Nick retourna dans l’isoloir.
...
- Voilà, nous aurons les résultats après demain, je ne vous contacte qu’en cas de problème.
- C’est tout ?
- Oui, vous pouvez y aller. Allez, passez une bonne journée !
- Au revoir Docteur, merci.
Nick n’avait même pas songé à en parler à Sam. Cette visite médicale avait été si rapide, si ordinaire, qu’il ne s’en était plus rappelé.
- Allô ? Nick avait décroché son téléphone.

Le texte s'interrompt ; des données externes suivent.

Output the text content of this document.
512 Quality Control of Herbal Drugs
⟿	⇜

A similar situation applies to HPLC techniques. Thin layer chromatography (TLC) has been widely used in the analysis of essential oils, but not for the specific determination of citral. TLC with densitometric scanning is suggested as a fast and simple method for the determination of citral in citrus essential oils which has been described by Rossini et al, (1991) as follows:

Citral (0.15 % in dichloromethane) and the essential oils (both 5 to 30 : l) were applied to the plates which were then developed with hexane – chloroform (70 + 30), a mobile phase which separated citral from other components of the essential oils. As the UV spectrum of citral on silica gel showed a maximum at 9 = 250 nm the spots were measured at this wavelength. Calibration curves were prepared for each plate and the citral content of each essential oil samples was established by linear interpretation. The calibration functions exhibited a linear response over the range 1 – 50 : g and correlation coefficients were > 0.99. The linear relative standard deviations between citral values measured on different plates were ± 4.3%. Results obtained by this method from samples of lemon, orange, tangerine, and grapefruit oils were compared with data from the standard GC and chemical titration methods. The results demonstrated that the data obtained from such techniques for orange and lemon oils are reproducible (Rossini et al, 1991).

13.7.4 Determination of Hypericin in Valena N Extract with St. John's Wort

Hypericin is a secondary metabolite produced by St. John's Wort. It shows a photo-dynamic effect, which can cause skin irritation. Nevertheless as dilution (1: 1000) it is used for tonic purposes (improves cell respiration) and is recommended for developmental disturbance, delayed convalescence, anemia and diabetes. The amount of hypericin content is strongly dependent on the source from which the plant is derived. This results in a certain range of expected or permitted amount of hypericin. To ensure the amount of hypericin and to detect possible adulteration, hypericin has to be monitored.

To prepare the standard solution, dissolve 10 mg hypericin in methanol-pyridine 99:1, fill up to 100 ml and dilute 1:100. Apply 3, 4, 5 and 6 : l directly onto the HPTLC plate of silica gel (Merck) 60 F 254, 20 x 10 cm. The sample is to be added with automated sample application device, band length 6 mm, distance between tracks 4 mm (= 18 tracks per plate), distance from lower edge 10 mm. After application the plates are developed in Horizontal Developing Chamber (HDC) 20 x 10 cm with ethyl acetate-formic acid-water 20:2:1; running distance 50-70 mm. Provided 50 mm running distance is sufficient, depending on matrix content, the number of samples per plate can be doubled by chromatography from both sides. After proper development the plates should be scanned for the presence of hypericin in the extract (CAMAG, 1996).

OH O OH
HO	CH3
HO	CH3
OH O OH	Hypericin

- Monsieur Green ? Bright à l’appareil !
D’emblée, Nick avait sourcillé, son esprit avait galopé, son imagination l’avait précédé, et déjà, se souvenant des paroles de ce dernier, il avait auguré que le médecin l’appelait pour lui annoncer une mauvaise nouvelle.
- Oui ?
- Pourriez-vous passer à mon cabinet Monsieur Green ?
- Pour quoi faire ?
- J’aimerais vous entretenir au sujet de vos analyses.
- Un problème ?
A l’autre bout du fil, Bright avait mis un temps fou à répondre.
- Oui, enfin, non .. , pas vraiment. Mais je préfère vous voir pour vous en parler.
- De quoi s’agit-il Docteur ?
- Rien de vraiment grave, ne vous tracassez pas, venez demain à mon cabinet privé vers 10h00, nous en parlerons tranquillement.
- Je suis malade ?
- Venez demain, vous verrez, ça sera mieux. Bright avait raccroché, et Nick était resté pantois, le téléphone bloqué contre son oreille, le bip incessant et monocorde de la sonnerie occupée tintant stupidement.
...
- Nick, ça ne vas pas ?
- Si. Nick n’avait pas touché à son assiette, Sam l’avait dévisagé, comprenant qu’il était ennuyé, tracassé.
- Allez, dis-moi ce qui ne va pas ?
- C’est Bright, le médecin de la boîte, je suis allé passer la visite médicale, on m’a fait une prise de sang, et voilà maintenant que je dois aller en consultation à son cabinet privé ! avait lâché Nick, d’une traite, comme s’il s’était soudain libéré d’un secret lourd à garder.
- Chez le médecin ? qu’est-ce qui se passe ?
- J’en sais rien, Bright doit me voir pour me parler !
- Tu es malade ?
- Non ! enfin, je ne pense pas !
- Tu, ... Sam avait cherché ses mots, elle avait encore déglutit péniblement avant de poursuivre en chevrotant, - tu n’as pas fais de bêtises au moins ?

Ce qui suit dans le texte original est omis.